En zoals altijd leerden degenen die winst wilden maken met gevangenissen hun tactieken aan te passen. Begin jaren tachtig was Terrell Don Hutto – het voormalige hoofd van de gevangenissen in Arkansas en de man die in een aantal van de gevangenisgeschillen in Arkansas wordt genoemd – medeoprichter van de eerste gevangenis met winstoogmerk in de Verenigde Staten, nu bekend als CoreCivic, die onlangs een schikking heeft getroffen met de gevangenen in de Verenigde Staten. gedwongen om voor slechts 1 dollar per dag te werken. In privΓ©gevangenissen zitten momenteel tienduizenden mensen in de Verenigde Staten vast, waaronder de overgrote meerderheid van de immigrantengedetineerden. Maar ook al zijn immigrantengedetineerden niet veroordeeld voor misdaden, toch worden ze routinematig gedwongen om arbeid te verrichten.

Op al deze manieren, gesanctioneerd of sub rosa, bleef dwangarbeid in de Verenigde Staten bestaan. Tegenwoordig houdt Arkansas bijna 1 procent van zijn inwoners gevangen en is het een van de weinige staten die gevangenen nog steeds dwingt om voor te werken. Nee betalen. Duizenden gevangengenomen Arkansans werken op de velden van plantages onder een zinderende zon, met β€œgeen limiet aan hun dagelijkse uren, en zonder geplande, gegarandeerde pauzes.” Deze arbeid is niet optioneel. Kaleem Nazeem, opgesloten in Arkansas, werd maandenlang in eenzame opsluiting geplaatst omdat hij weigerde katoen te plukken, dat hij beschouwde als β€˜een van de symbolen van de slavernij’.

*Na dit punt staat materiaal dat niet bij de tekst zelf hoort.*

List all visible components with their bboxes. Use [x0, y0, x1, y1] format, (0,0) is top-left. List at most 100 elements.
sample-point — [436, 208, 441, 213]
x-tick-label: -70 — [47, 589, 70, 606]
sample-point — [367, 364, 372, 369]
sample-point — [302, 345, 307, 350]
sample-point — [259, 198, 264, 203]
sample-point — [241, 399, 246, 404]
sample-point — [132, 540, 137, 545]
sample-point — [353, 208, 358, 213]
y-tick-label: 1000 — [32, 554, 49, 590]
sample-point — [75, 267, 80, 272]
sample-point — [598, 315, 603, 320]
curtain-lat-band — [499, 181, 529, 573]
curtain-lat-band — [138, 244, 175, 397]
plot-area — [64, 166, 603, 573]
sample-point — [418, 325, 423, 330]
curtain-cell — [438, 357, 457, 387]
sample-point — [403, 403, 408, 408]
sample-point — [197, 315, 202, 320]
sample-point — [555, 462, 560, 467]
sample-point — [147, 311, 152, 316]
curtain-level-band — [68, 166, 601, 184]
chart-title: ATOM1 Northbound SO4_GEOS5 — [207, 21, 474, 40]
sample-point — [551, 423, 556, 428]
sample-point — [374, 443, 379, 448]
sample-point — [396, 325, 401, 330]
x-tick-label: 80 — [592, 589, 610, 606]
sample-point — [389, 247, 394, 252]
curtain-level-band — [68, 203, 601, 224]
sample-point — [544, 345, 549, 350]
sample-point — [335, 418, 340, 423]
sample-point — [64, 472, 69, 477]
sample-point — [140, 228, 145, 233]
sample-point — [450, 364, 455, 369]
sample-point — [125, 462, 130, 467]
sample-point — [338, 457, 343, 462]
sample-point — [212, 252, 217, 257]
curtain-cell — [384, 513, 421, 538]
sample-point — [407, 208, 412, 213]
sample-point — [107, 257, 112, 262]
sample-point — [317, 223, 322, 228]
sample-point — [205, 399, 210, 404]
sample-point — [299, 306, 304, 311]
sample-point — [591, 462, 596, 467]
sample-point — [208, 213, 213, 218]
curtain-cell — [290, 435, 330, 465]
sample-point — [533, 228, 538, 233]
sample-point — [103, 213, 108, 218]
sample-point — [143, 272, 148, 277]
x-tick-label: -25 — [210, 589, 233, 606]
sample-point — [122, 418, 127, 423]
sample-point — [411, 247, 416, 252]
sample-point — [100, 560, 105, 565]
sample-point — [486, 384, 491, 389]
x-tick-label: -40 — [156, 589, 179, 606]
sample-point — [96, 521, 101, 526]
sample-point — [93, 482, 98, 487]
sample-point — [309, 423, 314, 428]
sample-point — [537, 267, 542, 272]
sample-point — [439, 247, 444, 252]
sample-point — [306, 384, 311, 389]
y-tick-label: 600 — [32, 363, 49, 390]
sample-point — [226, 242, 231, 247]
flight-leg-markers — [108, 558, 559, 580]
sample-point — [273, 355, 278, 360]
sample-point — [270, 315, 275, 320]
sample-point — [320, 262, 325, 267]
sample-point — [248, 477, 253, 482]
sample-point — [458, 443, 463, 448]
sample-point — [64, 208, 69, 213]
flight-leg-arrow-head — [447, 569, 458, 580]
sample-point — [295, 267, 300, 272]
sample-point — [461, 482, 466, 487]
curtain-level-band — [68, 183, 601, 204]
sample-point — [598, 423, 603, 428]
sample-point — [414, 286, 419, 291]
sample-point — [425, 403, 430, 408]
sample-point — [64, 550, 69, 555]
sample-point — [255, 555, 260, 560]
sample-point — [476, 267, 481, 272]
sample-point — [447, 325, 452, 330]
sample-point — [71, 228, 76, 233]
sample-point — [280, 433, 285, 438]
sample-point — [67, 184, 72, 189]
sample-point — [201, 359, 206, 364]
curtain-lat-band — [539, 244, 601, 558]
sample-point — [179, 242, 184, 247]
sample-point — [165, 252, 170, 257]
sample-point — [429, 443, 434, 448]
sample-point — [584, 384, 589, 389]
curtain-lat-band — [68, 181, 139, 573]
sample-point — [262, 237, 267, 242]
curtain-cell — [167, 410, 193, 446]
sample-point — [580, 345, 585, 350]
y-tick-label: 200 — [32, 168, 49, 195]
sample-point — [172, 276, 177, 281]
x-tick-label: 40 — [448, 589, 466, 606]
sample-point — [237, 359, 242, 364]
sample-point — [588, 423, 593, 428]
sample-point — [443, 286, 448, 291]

Toch vechten activisten terug. Groepen als decARcerate organiseren zich tegen de uitzonderingsclausule van die staat, staatswetgevers hebben wetsvoorstellen ingediend om deze af te schaffen, en Arkansans zijn in actie gekomen tegen de slechte omstandigheden in de gevangenissen.

Over het hele land hebben gedetineerde mensen zelf deelgenomen aan georganiseerde werkonderbrekingen, waarbij ze blijk gaven van een opmerkelijk niveau van coΓΆrdinatie en standvastigheid ondanks de overweldigende kracht. Gevangenen organiseerden in 2016 en 2018 massastakingen in meerdere staten; in 2022 sloegen gevangenen in Alabama, de thuisbasis van veel van de dodelijkste en meest verlaten gevangenissen van het land, toe uit protest tegen β€˜een humanitaire crisis’. In totaal hebben meer dan vijftigduizend gedetineerden in de jaren 2010 werkonderbrekingen ondergaan uit protest tegen dwangarbeid, onderdeel van wat sommige wetenschappers β€˜de nieuwe beweging voor de rechten van gevangenen’ hebben genoemd.

De geschiedenis leert dat hun tegenstanders sluw zullen zijn. In Colorado – de eerste staat die zijn uitzonderingsclausule heeft geschrapt – hebben journalisten bijvoorbeeld honderden gevallen gedocumenteerd waarin gedetineerde mensen nog steeds worden bestraft omdat ze weigeren arbeid te verrichten, en gedetineerde mensen hebben de staat aangeklaagd wegens het schenden van de gewijzigde grondwet.

Wat moet er dan gedaan worden? In de eerste plaats zijn de uitzonderingsclausules een plaag en moeten ze worden uitgeroeid. Ik woon in CaliforniΓ« en heb al gestemd om de uitzonderingsclausule van mijn staat af te schaffen. Een β€œAfschaffingsamendement” om de federale tegenhanger van het Dertiende Amendement te verwijderen zou in één klap veel goeds doen.

Maar een heldere kijk op het verleden laat zien dat, ongeacht de wetten die in de boeken staan, dwangarbeid heeft standgehouden; het is een bepalend kenmerk van de Amerikaanse opsluiting. Zolang onze wetten de staat toestaan ​​zijn ongunstige onderdanen in kooien op te sluiten, zal de uitbuiting voortduren.